各市町村は、それらを組み合わせて対応しており、狭山市においても同様に、現在の状況を踏まえ、適切に対応されるものと考えております。
次に、高い金額で同じ保険税になるなら、被保険者のメリットはないと考えるがどうかについてであります。
保険税水準が統一されると、原則として、同じ世帯構成、所得であれば県内どこに住んでも同じ保険税となり、公平性、透明性が高まります。
他方、保険税水準の統一により、被保険者の負担が増減することはありますが、高い金額で同じ保険税になるという指摘は当たりません。
また、医療費の負担を県全体で支え合うため、小規模な市町村で高額な医療費が発生した場合においても保険税の変動を抑えることができるということも被保険者にとってのメリットと考えます。
次に、一般会計繰入れ全廃の第3期運営方針を撤回すべきと考えるがどうかについてであります。
国民健康保険制度を安定的に運営するためには、収支を均衡させる必要があります。
また、一般会計からの繰入れは、法定の公費負担に加え、国民健康保険に加入していない方、加入者以外の方々からの税を法で定めた以上に充当することになります。
このため、第3期運営方針においては、令和8年度までに一般会計からの法定外繰入れを解消することとしております。
令和4年度時点で、県内の3分の2の市町村が一般会計からの繰入れを行っていますが、令和8年度までの解消に向けて計画的に取り組んでいただいているところ、運営方針を撤回することは考えておりません。
次に、県の基金と一般会計からの繰入れで5,385円の増額を食い止めてほしいがどうかについてであります。
県の国民健康保険財政安定化基金には、保険税引上げの抑制に活用できる財政調整事業分として約27億円の積立てがございます。
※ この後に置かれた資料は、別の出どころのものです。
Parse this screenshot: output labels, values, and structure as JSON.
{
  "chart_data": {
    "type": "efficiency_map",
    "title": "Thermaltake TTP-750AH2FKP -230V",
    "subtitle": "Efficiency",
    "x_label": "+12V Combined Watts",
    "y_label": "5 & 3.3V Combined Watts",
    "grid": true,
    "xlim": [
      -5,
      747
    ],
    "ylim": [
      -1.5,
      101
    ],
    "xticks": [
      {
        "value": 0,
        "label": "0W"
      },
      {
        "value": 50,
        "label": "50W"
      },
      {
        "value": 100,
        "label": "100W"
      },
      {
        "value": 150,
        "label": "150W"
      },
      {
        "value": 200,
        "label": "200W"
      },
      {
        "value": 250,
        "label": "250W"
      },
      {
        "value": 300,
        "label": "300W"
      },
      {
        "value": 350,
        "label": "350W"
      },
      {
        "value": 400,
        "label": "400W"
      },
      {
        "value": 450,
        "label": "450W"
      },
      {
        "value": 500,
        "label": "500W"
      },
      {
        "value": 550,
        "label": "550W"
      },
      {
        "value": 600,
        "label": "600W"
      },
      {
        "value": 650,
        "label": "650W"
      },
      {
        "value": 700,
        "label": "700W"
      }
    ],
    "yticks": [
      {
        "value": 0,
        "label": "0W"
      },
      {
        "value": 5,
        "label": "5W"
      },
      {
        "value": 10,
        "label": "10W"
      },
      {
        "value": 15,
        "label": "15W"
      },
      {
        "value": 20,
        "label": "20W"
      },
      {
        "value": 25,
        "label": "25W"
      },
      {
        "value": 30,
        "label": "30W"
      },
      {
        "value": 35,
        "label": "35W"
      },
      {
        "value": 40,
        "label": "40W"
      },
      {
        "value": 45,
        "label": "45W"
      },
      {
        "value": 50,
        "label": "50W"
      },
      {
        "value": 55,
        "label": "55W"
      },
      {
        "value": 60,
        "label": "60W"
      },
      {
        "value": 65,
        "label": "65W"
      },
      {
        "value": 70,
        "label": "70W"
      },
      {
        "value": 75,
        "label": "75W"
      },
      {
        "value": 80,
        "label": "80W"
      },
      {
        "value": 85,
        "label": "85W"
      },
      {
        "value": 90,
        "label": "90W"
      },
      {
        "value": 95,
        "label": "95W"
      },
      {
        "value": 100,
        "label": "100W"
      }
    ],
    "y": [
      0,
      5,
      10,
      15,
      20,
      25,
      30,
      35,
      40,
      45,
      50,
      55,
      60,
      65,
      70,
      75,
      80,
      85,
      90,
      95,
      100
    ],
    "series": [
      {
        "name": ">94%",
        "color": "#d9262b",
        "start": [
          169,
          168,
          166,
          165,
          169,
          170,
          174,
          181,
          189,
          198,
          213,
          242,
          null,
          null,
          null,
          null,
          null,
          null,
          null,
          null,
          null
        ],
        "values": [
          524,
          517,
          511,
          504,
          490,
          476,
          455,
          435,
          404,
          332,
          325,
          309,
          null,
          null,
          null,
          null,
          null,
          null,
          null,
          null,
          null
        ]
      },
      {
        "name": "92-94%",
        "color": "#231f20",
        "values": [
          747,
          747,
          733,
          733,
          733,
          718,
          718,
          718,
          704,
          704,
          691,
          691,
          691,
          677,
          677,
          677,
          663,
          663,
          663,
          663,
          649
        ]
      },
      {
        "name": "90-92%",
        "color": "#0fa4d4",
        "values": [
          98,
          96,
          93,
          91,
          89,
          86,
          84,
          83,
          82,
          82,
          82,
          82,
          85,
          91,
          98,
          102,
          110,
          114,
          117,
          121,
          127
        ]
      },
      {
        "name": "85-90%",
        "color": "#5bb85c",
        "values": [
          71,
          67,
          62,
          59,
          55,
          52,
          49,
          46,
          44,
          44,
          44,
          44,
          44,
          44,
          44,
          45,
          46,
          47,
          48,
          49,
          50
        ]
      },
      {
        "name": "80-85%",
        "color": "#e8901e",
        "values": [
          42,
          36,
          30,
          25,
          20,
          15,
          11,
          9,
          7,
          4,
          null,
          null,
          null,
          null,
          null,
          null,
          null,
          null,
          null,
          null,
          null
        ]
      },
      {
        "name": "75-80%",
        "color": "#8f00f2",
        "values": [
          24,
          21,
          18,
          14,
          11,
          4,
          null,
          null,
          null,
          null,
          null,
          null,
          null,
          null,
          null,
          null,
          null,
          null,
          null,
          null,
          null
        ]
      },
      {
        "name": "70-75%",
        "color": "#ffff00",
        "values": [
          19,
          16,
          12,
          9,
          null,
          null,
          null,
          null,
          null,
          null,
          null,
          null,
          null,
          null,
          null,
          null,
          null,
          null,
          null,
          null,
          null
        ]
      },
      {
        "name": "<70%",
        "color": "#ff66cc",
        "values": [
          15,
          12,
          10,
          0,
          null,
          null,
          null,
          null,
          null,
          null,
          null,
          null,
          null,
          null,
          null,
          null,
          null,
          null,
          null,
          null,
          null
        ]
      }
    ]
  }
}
この事業分については、市町村と協議し、一人当たりの納付金が大幅に増加する場合に活用することといたしております。
令和6年度の納付金算定に当たっては、おおむね過去の伸び率の範囲内にあることから、基金を活用することは考えておりません。
また、令和5年度予算において、県の一般会計から約550億円の財政支援を行うこととしており、法定の範囲を超えた更なる県費の投入は難しいと考えております。
再Q 山崎すなお 議員(共産党)
県の基金と一般会計からの繰入れについて、基金の活用は、大幅に増加するとき市町村と相談をして行うということで、今回はおおむね過去の範囲内との御答弁でしたが、一人当たりの保険税必要額の引き上げは4年連続であり、右肩上がりです。このまま引き上がり続けたら、この先どうなってしまうのでしょうか。どこまで引き上がるのでしょうか、心配でなりません。この右肩上がりを、今何として止めるべきではないでしょうか。知事の御答弁を求めます。
再A 大野元裕 知事
令和6年度の一人当たりの納付金でございますが、前年度から4.5パーセントの伸びとなっております。
他方、直近3年の平均値は4.7パーセントの伸びとなっており、これが単年度だけの傾向かどうかは分かりませんけれども、伸び自体は低下をしているところでございます。
そこで、近年の伸び率を大幅に超える場合には、基金残高の状況も踏まえながら、市町村と協議の上、活用を検討してまいりたいと考えております。